Moore is polite enough – and successful enough at this stage – not to be overly bothered by purists splitting feathers. His own bass odyssey began when, in 2007, he left From First To Last, heard Burial's Archangeltrack and was hooked on the possibilities he heard. What he's been doing since is making tracks which try to capture the sense of euphoria and intrigue he hears in his head. Since last year's My Name is Skrillexand Scary Monstersand Nice Spritesreleases, Moore has barely had time to draw breath, with a rising profile and a busy calendar of shows to contend with.
“All I’m doing is making music here,” he says.
“The purists have their opinion about what I do and that’s OK. But I’ve also had mad support from the UK dubstep scene, people like Skream and Benga, people who started it all, and that’s pretty cool. But I didn’t set out to get anyone’s approval to begin with.”
That said, there’s also the point, which Moore makes, that his success has opened the doors for others, especially in the United States, a country where dubstep was an exotic sonic concoction for many years.
"You've had a lot of other records doing really well in the charts now after me. After I released Scary Monsters, you had people like Skream and Benga getting to sell more tickets than they'd ever done before. I'm not saying it's all because of me, but you can see that bass music is taking off and that's great for the pioneers who started this thing in the first place."
He’s quick to dismiss those who diss his audience. “One thing which does annoy me is when you get purists judging my audience. Who are they to tell someone that they’re not cool enough to listen to dubstep or that they’re cooler because they were listening to it for years? Music is there for everyone, not just the chosen few.”
If Moore has become a whipping boy in one quarter, he’s a leader to many others. Since the Skrillex sound has come to the boil, you’re now finding more and more producers seeking to emulate his superfried, larger-than-life succession of squeaks and bleeps.
“I think people who are doing this stand out because there are still not many people doing what we are doing. There are lots of people making those everyday electrohouse tunes so people are more used to that and it’s hard to stand out. But when you’re doing something like this, you tend to stick out a little more.”
Moore has also benefited from a massive rise in interest Stateside about dance music as electronic music enjoys a very lucrative spell in the limelight. Playing to 85,000 people at gatherings like the Electric Daisy Carnival in the middle of the Nevada desert has become part and parcel of the Skrillex live experience.

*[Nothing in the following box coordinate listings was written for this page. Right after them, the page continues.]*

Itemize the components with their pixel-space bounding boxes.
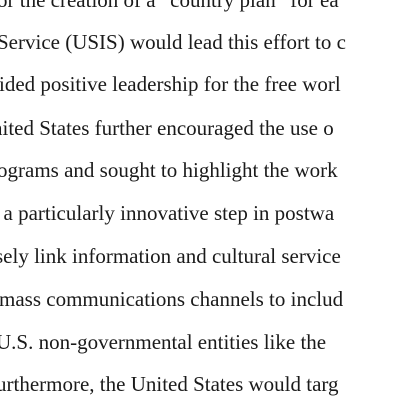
- text-line: sely link information and cultural servi…: [0, 244, 341, 268]
- document-page: or the creation of a “country plan” for …: [0, 0, 400, 400]
- text-line: U.S. non-governmental entities like the: [0, 330, 327, 354]
- text-line: urthermore, the United States would targ: [0, 372, 339, 396]
- text-line: mass communications channels to includ: [0, 287, 344, 311]
- text-line: or the creation of a “country plan” for …: [0, 0, 339, 12]
- text-line: nited States further encouraged the use …: [0, 116, 334, 140]
- text-line: ided positive leadership for the free wo…: [0, 72, 341, 96]
- text-line: , a particularly innovative step in post…: [0, 201, 335, 225]
- text-line: ograms and sought to highlight the work: [0, 158, 338, 182]
- text-line: Service (USIS) would lead this effort to…: [0, 30, 346, 54]
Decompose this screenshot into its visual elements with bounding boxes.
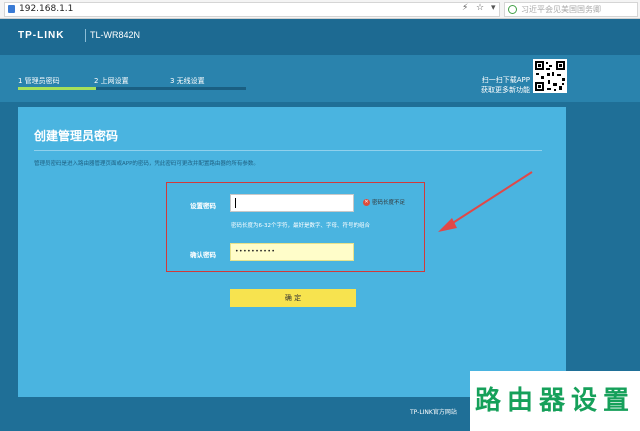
app-promo-line1: 扫一扫下载APP — [481, 76, 530, 84]
search-placeholder: 习近平会见美国国务卿 — [521, 5, 601, 14]
watermark-text: 路由器设置 — [470, 371, 640, 431]
confirm-password-input[interactable]: •••••••••• — [230, 243, 354, 261]
qr-code-icon — [533, 59, 567, 93]
step-admin-password: 1 管理员密码 — [18, 77, 60, 85]
password-error: ✕ 密码长度不足 — [363, 198, 405, 206]
search-engine-icon — [508, 5, 517, 14]
password-hint: 密码长度为6-32个字符，最好是数字、字母、符号的组合 — [231, 223, 370, 229]
password-label: 设置密码 — [190, 202, 216, 210]
page-title: 创建管理员密码 — [34, 129, 119, 143]
browser-search-box[interactable]: 习近平会见美国国务卿 — [504, 2, 638, 17]
dropdown-icon[interactable]: ▾ — [491, 2, 496, 15]
official-site-link[interactable]: TP-LINK官方网站 — [410, 407, 457, 416]
star-icon[interactable]: ☆ — [476, 2, 484, 15]
password-error-text: 密码长度不足 — [372, 200, 406, 206]
app-promo-line2: 获取更多新功能 — [481, 86, 530, 94]
logo-divider — [85, 29, 86, 42]
browser-toolbar: 192.168.1.1 ⚡ ☆ ▾ 习近平会见美国国务卿 — [0, 0, 640, 19]
brand-logo: TP-LINK — [18, 30, 65, 41]
steps-progress-track — [18, 87, 246, 90]
page-icon — [8, 5, 15, 13]
password-panel: 创建管理员密码 管理员密码是进入路由器管理页面或APP的密码，凭此密码可更改并配… — [18, 107, 566, 416]
text-caret — [235, 198, 236, 208]
lightning-icon[interactable]: ⚡ — [462, 2, 468, 15]
confirm-password-label: 确认密码 — [190, 251, 216, 259]
step-internet-settings: 2 上网设置 — [94, 77, 129, 85]
steps-progress-fill — [18, 87, 96, 90]
password-input[interactable] — [230, 194, 354, 212]
address-url: 192.168.1.1 — [19, 4, 74, 14]
page-description: 管理员密码是进入路由器管理页面或APP的密码，凭此密码可更改并配置路由器的所有参… — [34, 161, 259, 167]
confirm-button[interactable]: 确 定 — [230, 289, 356, 307]
title-divider — [34, 150, 542, 151]
address-bar[interactable]: 192.168.1.1 — [4, 2, 500, 17]
error-icon: ✕ — [363, 199, 370, 206]
router-header: TP-LINK TL-WR842N — [0, 19, 640, 55]
step-wireless-settings: 3 无线设置 — [170, 77, 205, 85]
model-name: TL-WR842N — [90, 30, 141, 40]
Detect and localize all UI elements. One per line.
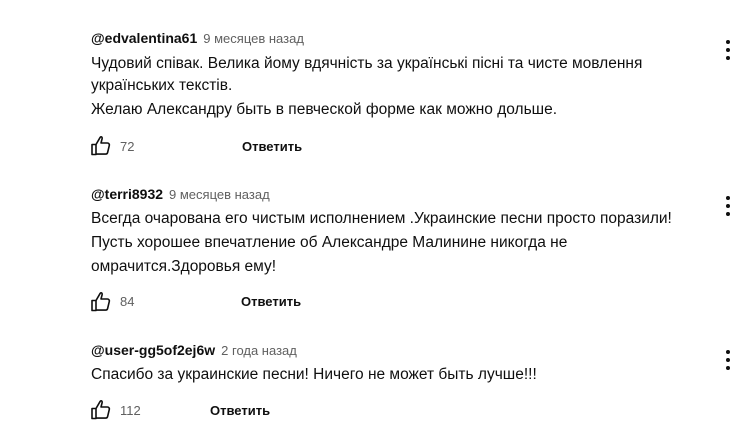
comment-time[interactable]: 9 месяцев назад [203, 31, 304, 46]
comment-text-line: Чудовий співак. Велика йому вдячність за… [91, 55, 643, 72]
comment-author[interactable]: @user-gg5of2ej6w [91, 342, 215, 358]
reply-button[interactable]: Ответить [241, 294, 301, 309]
more-vert-icon[interactable] [721, 40, 735, 62]
comment-header: @user-gg5of2ej6w 2 года назад [91, 342, 297, 358]
comment-time[interactable]: 2 года назад [221, 343, 297, 358]
comment-text-line: омрачится.Здоровья ему! [91, 258, 277, 275]
reply-button[interactable]: Ответить [242, 139, 302, 154]
like-count: 84 [120, 294, 135, 309]
thumb-up-icon[interactable] [89, 290, 113, 314]
comment-author[interactable]: @edvalentina61 [91, 30, 197, 46]
like-count: 112 [120, 403, 141, 418]
reply-button[interactable]: Ответить [210, 403, 270, 418]
more-vert-icon[interactable] [721, 350, 735, 372]
comment-text-line: Всегда очарована его чистым исполнением … [91, 210, 672, 227]
thumb-up-icon[interactable] [89, 134, 113, 158]
thumb-up-icon[interactable] [89, 398, 113, 422]
comment-text-line: Пусть хорошее впечатление об Александре … [91, 234, 568, 251]
like-count: 72 [120, 139, 135, 154]
comment-author[interactable]: @terri8932 [91, 186, 163, 202]
comment-text-line: українських текстів. [91, 77, 233, 94]
comment-header: @terri8932 9 месяцев назад [91, 186, 270, 202]
comment-header: @edvalentina61 9 месяцев назад [91, 30, 304, 46]
comment-time[interactable]: 9 месяцев назад [169, 187, 270, 202]
comment-text-line: Спасибо за украинские песни! Ничего не м… [91, 366, 537, 383]
more-vert-icon[interactable] [721, 196, 735, 218]
comment-text-line: Желаю Александру быть в певческой форме … [91, 101, 558, 118]
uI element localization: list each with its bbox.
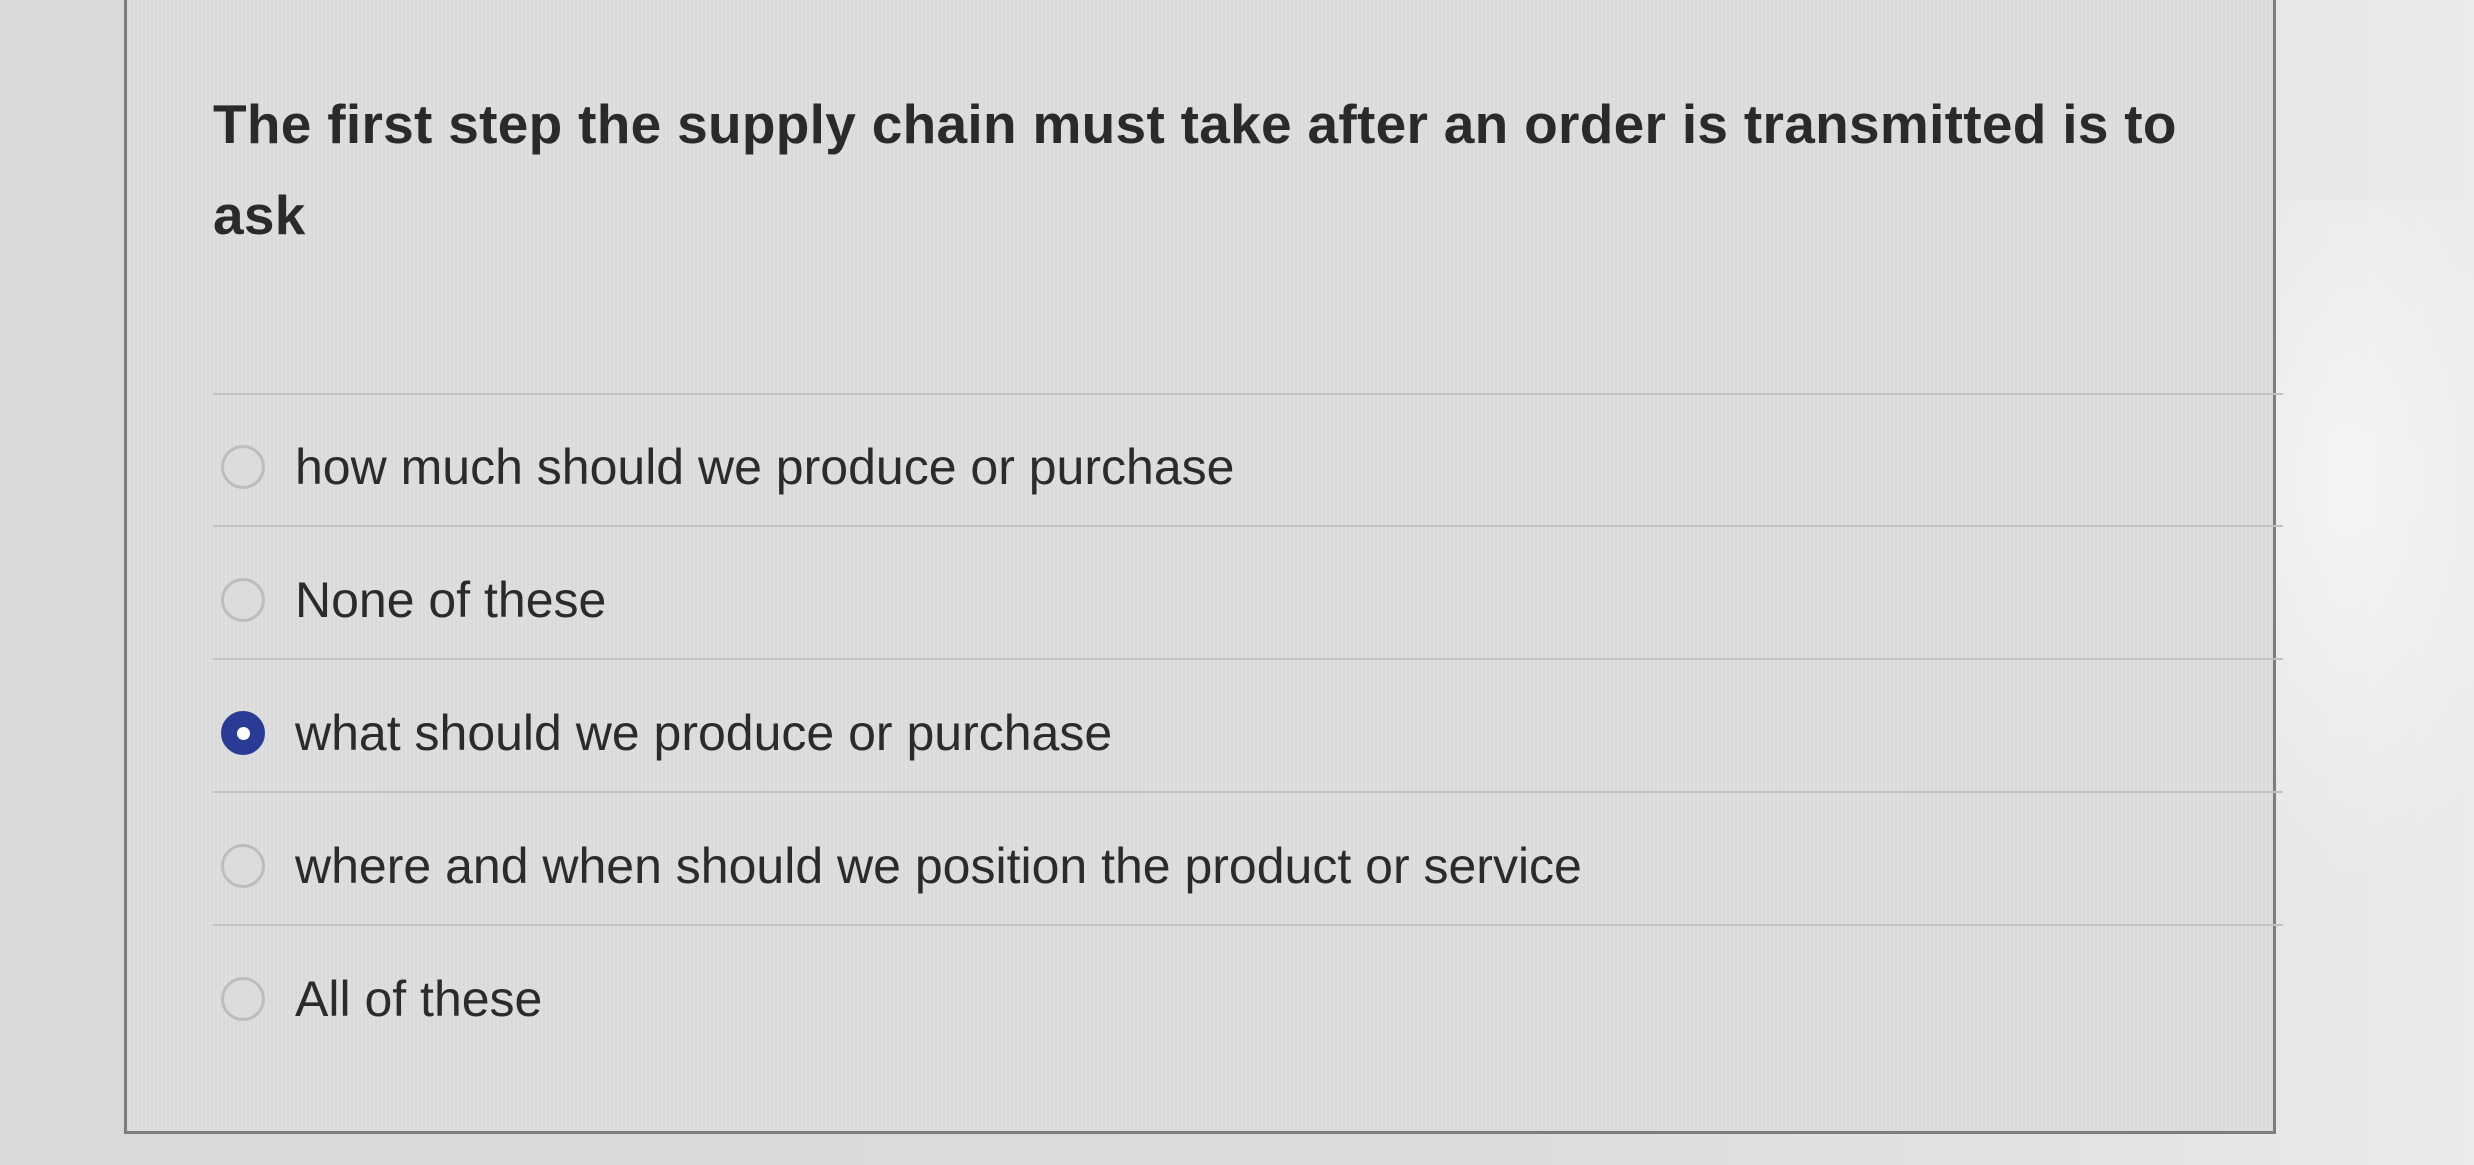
- divider: [213, 791, 2283, 793]
- option-label: None of these: [295, 572, 607, 628]
- question-card: The first step the supply chain must tak…: [124, 0, 2283, 1134]
- option-label: how much should we produce or purchase: [295, 439, 1235, 495]
- option-label: where and when should we position the pr…: [295, 838, 1582, 894]
- option-1[interactable]: how much should we produce or purchase: [213, 427, 2213, 507]
- radio-button-icon[interactable]: [221, 445, 265, 489]
- option-label: what should we produce or purchase: [295, 705, 1113, 761]
- option-5[interactable]: All of these: [213, 959, 2213, 1039]
- option-2[interactable]: None of these: [213, 560, 2213, 640]
- radio-button-icon[interactable]: [221, 578, 265, 622]
- divider: [213, 525, 2283, 527]
- question-text: The first step the supply chain must tak…: [213, 93, 2177, 246]
- radio-button-icon[interactable]: [221, 977, 265, 1021]
- option-label: All of these: [295, 971, 543, 1027]
- divider: [213, 393, 2283, 395]
- option-3[interactable]: what should we produce or purchase: [213, 693, 2213, 773]
- option-4[interactable]: where and when should we position the pr…: [213, 826, 2213, 906]
- radio-button-selected-icon[interactable]: [221, 711, 265, 755]
- divider: [213, 924, 2283, 926]
- radio-button-icon[interactable]: [221, 844, 265, 888]
- divider: [213, 658, 2283, 660]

“It really seems unstoppable at the moment,” says Moore. “People just seem to have really got into the idea of dancing and are coming together and being more unified. I know these festivals have been going on for years in Europe, but it’s kind of awesome to see them happen at home too. The more these festivals grow, the more everything just gets bigger.
“It means more avenues for people to find out about me and other people making electronic music. You don’t tend to hear my records or music I like a lot on radio, but we know from the audiences who come to the shows like Electric Daisy that they’re out there.
“I can see from the live shows I do that the audience are buzzed for what I’m doing. I just really hope more and more producers start making music and getting it out there and starting their own scenes.” The next step for Moore is a Skrillex album, which will get released in 2012.
To date, he says he has kept things deliberately tight on the recording and releasing front with little involvement from any label.
“There’s no one financing my records,” he says. “It’s all done on the laptop, it’s all my own shit because you can do a record on your own. Even though I’m signed to a label, I’ve still done everything independently.
“There’s no money put into the record, there’s no money put into any marketing, there’s been no money put into the videos.
“There has been money put into touring and that has paid off. Gigs happen because there’s a demand for you and your music and that leads to more gigs and bigger gigs and better gigs.”